Figure 3: Ligand-dependent modulation of core interaction in ^Apoβ₂V₂R^phos–βarr1-Fab30 complex.

(a) A schematic representation showing that ^Apoβ₂V₂R^phos can potentially sample active like conformations and, therefore, might engage core interaction to some extent. Incubation with an inverse agonist is likely to ablate this basal level of core interaction yielding a ‘tail only’ complex while incubation with an agonist stabilizes the core interaction and results in a ‘fully engaged’ complex. (b) In-vitro assembly of ^Apoβ₂V₂R^phos complex with βarr1 in presence of Fab30 as assessed by ELISA approach.
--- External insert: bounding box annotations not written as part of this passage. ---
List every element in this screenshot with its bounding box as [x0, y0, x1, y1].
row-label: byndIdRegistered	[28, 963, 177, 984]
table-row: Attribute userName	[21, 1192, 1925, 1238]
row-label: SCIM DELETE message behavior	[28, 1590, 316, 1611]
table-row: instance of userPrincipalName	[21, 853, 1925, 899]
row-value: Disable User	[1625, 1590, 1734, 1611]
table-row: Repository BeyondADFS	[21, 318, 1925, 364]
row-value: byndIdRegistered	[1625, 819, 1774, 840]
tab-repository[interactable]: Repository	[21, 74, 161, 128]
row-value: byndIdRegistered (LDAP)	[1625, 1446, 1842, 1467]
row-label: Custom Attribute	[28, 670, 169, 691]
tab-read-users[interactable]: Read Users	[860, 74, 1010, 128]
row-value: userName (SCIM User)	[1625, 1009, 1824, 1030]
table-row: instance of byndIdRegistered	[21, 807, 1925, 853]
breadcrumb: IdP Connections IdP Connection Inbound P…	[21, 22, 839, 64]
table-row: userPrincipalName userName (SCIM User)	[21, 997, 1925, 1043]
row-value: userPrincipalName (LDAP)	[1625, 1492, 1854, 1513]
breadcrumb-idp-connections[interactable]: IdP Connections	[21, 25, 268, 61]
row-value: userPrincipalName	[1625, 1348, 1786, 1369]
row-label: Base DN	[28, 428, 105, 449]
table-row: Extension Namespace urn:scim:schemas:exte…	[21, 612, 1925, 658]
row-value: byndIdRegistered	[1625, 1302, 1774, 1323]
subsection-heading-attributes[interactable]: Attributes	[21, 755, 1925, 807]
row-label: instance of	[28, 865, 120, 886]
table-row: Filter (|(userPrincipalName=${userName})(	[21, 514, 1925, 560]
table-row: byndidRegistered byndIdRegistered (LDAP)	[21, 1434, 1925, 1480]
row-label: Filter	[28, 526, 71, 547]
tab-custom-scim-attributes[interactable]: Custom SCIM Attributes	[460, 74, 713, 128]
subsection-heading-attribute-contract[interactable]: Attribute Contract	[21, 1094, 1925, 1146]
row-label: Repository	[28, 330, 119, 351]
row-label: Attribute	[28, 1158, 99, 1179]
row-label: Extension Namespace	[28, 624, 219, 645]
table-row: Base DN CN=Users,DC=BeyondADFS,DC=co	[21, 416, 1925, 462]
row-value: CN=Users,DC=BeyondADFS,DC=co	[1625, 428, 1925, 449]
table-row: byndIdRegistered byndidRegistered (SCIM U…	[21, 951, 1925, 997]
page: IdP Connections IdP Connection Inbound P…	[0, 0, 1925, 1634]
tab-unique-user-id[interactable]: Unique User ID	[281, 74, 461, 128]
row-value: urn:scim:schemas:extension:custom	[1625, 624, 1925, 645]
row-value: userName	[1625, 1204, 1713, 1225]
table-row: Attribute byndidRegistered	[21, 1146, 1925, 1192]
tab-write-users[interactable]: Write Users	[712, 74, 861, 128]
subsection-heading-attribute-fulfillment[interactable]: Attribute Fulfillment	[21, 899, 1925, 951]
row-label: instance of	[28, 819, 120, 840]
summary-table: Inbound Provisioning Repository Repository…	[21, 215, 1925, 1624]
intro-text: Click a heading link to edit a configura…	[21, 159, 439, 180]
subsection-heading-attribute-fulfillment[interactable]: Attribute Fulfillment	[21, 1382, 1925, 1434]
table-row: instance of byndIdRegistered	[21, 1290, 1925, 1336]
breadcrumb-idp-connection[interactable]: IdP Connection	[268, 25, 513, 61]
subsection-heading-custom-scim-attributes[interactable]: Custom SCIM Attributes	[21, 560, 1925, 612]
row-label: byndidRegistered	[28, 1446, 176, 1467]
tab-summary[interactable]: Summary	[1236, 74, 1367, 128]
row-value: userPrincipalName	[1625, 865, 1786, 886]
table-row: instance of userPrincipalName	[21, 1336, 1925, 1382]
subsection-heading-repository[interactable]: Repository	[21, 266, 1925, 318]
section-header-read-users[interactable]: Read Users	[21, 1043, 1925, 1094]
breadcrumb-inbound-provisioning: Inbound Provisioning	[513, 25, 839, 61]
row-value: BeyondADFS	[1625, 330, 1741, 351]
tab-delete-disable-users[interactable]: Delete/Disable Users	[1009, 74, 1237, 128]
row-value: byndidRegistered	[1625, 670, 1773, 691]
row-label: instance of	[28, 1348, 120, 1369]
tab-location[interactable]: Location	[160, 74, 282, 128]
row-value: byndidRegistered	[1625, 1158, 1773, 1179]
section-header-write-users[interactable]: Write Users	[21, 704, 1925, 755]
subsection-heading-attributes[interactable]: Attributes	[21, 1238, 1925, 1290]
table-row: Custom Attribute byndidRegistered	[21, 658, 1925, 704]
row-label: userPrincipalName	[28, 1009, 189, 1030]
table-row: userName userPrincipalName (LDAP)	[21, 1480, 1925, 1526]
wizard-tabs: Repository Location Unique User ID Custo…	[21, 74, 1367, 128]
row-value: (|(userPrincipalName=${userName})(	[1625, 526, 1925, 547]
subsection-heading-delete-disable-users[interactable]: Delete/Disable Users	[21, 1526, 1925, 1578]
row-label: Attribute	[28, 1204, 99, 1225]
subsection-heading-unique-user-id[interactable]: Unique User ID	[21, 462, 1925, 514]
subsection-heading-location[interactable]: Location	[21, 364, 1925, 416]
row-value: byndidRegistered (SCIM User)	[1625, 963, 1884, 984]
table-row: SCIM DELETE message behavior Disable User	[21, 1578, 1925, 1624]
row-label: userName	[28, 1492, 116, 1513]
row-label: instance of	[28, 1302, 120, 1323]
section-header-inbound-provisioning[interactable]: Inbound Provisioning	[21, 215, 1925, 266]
Incubation of this pre-formed complex with inverse agonist or agonist does not alter the physical assembly of the complex. (c) In-vitro assembly of ^Apoβ₂V₂R^phos complex with βarr1 in presence of Fab30 as measured by coimmunoprecipitation. Similar to ELISA approach, incubation of pre-formed complex with inverse agonist or agonist does not alter the complex assembly. This experiment was repeated three times with identical results and a representative image is shown. (d) Incubation of pre-formed ^Apoβ₂V₂R^phos complex with inverse agonist (carazolol) results in an increase in bimane fluorescence suggesting a loss of core binding, yet presumably stabilization of a ‘tail engaged’ complex. On the other hand, incubation of this complex with agonist (BI-167107) results in a further decrease in bimane fluorescence suggesting the engagement of receptor core and, therefore, stabilization of a ‘fully engaged’ complex. (e) Bimane fluorescence at emission λ_max as measured in d is presented as a bar graph. (f) Incubation of pre-formed ^Apoβ₂V₂R^phos complex with a panel of ligands results in different extent of bimane fluorescence quenching, which directly correlates to the ligand efficacy. (g) Quantification of decrease in bimane fluorescence at emission λ_max as measured in f is presented as a bar graph. Data in d and f represent mean of three independent experiments. Data presented in b, e and g represent mean±s.e.m. of three independent experiments and analysed using one-way ANOVA with Bonferroni post-test (*P<0.05; ***P<0.001).